# **IMDB Recommender Chatbot Project**
## **IMDB Movie Recommendation System Using RAG**

### Project Overview
This project demonstrates my ability to build a custom recommendation system using Retrieval-Augmented Generation (RAG) with IMDB datasets. The system recommends movies based on user preferences or trending content.

The dataset includes:
- movies and tv shows
- produced in the US
- from 2014 on
- 100 additional titles from [The 100 Best Movies Of All Time](https://www.empireonline.com/movies/features/best-movies-2/)

### Objectives
1. Showcase proficiency in data cleaning, merging, and preprocessing.
2. Implement a RAG pipeline for movie recommendations.
3. Present results interactively and narratively.

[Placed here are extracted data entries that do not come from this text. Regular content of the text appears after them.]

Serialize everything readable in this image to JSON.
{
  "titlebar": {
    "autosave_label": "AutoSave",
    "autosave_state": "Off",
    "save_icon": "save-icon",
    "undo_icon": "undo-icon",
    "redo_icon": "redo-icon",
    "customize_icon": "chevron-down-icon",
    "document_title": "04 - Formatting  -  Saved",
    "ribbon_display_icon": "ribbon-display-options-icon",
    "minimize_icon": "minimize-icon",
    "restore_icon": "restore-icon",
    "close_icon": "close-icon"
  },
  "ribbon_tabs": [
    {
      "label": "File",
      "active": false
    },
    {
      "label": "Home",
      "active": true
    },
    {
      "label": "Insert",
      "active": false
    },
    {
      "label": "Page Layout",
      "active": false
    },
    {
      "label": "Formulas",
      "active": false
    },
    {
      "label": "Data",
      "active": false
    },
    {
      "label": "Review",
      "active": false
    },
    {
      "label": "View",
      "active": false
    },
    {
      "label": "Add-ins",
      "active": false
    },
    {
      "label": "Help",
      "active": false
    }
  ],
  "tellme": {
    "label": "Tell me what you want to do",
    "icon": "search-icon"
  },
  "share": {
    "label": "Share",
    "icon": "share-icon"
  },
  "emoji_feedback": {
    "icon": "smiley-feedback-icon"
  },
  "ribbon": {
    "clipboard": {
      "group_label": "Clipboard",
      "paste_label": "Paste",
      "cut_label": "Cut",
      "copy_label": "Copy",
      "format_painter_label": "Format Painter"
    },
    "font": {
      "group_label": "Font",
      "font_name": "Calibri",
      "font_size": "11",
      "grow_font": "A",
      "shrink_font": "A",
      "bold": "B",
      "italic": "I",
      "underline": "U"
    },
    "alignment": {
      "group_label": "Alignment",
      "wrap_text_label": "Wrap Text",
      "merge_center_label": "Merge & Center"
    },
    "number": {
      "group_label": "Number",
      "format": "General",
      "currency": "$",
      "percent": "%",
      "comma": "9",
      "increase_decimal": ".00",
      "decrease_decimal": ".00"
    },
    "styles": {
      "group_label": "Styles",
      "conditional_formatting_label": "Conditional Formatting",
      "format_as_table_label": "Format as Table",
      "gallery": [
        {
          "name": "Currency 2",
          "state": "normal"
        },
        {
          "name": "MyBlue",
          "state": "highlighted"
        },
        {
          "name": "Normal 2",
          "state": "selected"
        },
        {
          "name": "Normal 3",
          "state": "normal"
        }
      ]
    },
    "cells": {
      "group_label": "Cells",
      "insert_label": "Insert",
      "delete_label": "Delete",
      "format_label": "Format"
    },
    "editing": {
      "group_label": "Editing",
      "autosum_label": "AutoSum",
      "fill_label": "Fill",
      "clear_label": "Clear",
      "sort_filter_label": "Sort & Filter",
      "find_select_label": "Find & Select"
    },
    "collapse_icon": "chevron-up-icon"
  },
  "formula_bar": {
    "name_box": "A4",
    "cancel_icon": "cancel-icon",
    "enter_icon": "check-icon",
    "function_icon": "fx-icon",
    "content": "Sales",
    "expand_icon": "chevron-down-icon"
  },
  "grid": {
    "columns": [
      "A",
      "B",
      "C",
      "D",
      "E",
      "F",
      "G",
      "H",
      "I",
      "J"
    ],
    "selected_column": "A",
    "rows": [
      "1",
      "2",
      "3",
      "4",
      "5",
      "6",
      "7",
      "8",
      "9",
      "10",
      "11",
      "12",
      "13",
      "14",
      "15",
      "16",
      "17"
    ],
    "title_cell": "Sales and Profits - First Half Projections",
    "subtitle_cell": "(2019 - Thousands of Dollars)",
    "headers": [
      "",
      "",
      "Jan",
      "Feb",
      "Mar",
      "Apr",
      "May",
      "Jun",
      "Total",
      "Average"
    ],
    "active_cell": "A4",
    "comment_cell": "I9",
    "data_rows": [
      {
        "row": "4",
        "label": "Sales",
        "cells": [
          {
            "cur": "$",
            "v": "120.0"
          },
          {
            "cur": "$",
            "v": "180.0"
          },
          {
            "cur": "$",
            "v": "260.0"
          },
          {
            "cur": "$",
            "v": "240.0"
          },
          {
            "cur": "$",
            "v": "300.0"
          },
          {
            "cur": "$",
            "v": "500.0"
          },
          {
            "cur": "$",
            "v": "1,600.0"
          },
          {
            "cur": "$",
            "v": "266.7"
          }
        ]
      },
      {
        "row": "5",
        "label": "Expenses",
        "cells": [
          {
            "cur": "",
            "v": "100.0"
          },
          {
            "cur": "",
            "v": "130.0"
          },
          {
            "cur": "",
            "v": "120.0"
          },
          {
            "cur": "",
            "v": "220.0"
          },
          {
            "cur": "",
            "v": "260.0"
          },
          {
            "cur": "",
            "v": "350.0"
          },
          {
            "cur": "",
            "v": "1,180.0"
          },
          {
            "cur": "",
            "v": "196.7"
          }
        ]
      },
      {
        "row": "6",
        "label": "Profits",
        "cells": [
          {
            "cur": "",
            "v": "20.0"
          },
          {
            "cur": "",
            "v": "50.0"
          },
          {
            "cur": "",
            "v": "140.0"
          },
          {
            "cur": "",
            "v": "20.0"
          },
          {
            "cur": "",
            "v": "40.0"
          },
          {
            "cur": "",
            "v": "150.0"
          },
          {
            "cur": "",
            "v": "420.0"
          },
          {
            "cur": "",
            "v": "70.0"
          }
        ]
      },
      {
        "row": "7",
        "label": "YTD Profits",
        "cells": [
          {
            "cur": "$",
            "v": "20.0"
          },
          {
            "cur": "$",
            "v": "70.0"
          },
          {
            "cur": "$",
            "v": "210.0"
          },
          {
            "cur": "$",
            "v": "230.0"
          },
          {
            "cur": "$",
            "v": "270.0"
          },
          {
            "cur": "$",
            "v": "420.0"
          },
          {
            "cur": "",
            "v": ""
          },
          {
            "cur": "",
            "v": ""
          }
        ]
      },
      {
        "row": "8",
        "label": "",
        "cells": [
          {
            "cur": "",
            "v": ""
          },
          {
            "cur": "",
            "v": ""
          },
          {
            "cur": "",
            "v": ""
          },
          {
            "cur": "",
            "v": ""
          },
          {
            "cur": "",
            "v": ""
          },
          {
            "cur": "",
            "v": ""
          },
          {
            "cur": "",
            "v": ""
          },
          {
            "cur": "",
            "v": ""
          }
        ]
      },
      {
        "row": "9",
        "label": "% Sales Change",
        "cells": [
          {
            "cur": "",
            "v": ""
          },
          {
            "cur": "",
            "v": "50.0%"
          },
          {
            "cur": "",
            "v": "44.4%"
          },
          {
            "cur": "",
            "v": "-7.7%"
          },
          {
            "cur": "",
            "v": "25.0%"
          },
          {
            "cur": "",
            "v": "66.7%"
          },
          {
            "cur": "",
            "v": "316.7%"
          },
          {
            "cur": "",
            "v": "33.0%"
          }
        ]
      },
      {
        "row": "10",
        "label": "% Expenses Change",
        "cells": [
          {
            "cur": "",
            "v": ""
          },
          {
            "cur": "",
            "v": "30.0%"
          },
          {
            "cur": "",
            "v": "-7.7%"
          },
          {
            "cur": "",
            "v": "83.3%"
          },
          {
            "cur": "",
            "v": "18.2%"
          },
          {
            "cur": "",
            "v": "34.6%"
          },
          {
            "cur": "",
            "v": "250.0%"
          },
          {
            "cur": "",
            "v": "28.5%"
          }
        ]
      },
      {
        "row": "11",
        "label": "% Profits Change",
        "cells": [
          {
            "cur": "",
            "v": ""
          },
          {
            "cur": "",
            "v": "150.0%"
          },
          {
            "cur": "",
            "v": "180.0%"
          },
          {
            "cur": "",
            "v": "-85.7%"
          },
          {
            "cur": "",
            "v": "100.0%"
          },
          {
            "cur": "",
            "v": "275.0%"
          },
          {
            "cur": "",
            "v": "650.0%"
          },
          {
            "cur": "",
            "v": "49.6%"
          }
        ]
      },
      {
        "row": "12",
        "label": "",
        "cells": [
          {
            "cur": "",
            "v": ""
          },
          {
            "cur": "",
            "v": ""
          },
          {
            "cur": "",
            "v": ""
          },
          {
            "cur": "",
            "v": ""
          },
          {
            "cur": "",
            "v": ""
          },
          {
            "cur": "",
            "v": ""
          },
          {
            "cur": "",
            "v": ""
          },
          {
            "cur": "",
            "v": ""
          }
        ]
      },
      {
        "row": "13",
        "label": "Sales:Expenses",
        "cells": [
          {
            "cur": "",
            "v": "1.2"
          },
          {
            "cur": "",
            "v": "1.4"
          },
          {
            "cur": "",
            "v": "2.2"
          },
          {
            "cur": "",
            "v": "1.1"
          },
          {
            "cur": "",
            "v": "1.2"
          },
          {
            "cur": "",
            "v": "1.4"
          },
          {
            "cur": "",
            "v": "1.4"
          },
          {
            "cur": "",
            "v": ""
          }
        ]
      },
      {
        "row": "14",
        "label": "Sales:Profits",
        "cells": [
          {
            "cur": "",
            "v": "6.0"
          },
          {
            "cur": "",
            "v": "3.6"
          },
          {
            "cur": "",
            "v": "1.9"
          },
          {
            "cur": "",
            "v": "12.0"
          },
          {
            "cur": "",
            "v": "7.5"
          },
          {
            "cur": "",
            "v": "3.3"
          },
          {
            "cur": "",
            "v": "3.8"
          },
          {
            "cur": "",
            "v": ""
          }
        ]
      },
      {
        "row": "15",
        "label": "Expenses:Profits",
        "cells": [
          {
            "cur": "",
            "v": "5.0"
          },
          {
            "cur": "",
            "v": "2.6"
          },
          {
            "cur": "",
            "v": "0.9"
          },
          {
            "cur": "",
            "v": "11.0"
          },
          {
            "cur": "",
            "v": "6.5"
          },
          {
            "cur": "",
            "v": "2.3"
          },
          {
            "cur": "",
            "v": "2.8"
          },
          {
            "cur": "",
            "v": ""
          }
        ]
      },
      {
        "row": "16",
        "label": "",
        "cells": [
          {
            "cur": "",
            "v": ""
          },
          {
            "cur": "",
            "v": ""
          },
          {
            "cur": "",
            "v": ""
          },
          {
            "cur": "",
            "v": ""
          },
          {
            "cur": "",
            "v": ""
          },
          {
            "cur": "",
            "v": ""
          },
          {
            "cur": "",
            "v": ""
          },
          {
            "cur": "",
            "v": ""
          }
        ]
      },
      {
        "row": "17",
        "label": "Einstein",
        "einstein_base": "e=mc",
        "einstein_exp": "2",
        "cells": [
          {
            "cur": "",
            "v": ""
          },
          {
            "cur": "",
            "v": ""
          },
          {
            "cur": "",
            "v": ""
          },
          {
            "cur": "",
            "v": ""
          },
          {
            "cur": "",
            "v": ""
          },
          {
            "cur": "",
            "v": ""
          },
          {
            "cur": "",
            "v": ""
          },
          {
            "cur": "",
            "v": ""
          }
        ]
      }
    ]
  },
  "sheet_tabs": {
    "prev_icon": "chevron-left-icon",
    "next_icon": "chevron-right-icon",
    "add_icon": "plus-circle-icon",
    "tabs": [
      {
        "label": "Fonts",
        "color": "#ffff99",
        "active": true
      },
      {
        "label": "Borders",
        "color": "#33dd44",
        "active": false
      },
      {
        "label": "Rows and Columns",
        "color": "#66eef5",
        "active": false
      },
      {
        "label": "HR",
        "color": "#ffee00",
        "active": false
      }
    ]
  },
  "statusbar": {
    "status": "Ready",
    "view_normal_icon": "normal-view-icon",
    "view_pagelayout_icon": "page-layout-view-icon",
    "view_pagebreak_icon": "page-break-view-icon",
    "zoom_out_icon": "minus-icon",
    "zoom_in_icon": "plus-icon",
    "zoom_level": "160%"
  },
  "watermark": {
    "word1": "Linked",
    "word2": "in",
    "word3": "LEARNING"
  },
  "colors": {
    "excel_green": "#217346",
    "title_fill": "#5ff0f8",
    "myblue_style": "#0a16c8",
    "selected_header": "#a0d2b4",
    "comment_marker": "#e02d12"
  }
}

## **PART 2 - Preparing the Dataset**

This notebook focuses on cleaning and enriching the movie_df dataset by leveraging the IMDb non-commercial datasets. The goal is to ensure data completeness and consistency across all key attributes while preserving data integrity.

**Objectives**  

1.	Handling Missing Values:
- Identify and fill in missing values across all columns
- Use external IMDb datasets to replace missing values where applicable.

2.	Standardizing Movie Titles:
- If a movie’s title is not in English, replace it with its English version from IMDb’s alternative titles dataset.

By the end of this notebook, movie_df will be fully cleaned and standardized, making it ready for further analysis and modeling.

### **1. Import libraries and load the movie dataset prepared in Step 1**

In [4]:
import pandas as pd
import numpy as np
import os
import re
import pickle
import openai
from sklearn.metrics.pairwise import cosine_similarity

# # Import the OpenAI API key
# from config_loader import load_config_value
# openai_api_key = load_config_value("OPENAI_API_KEY")
# omdb_key = load_config_value("OMDB_API_KEY")

In [5]:
# Local paths
current_path = os.getcwd()
parent_path = os.path.dirname(current_path)

In [6]:
# Load previously fetched movie data
pickle_path = parent_path + "/Data/movie_data.pkl"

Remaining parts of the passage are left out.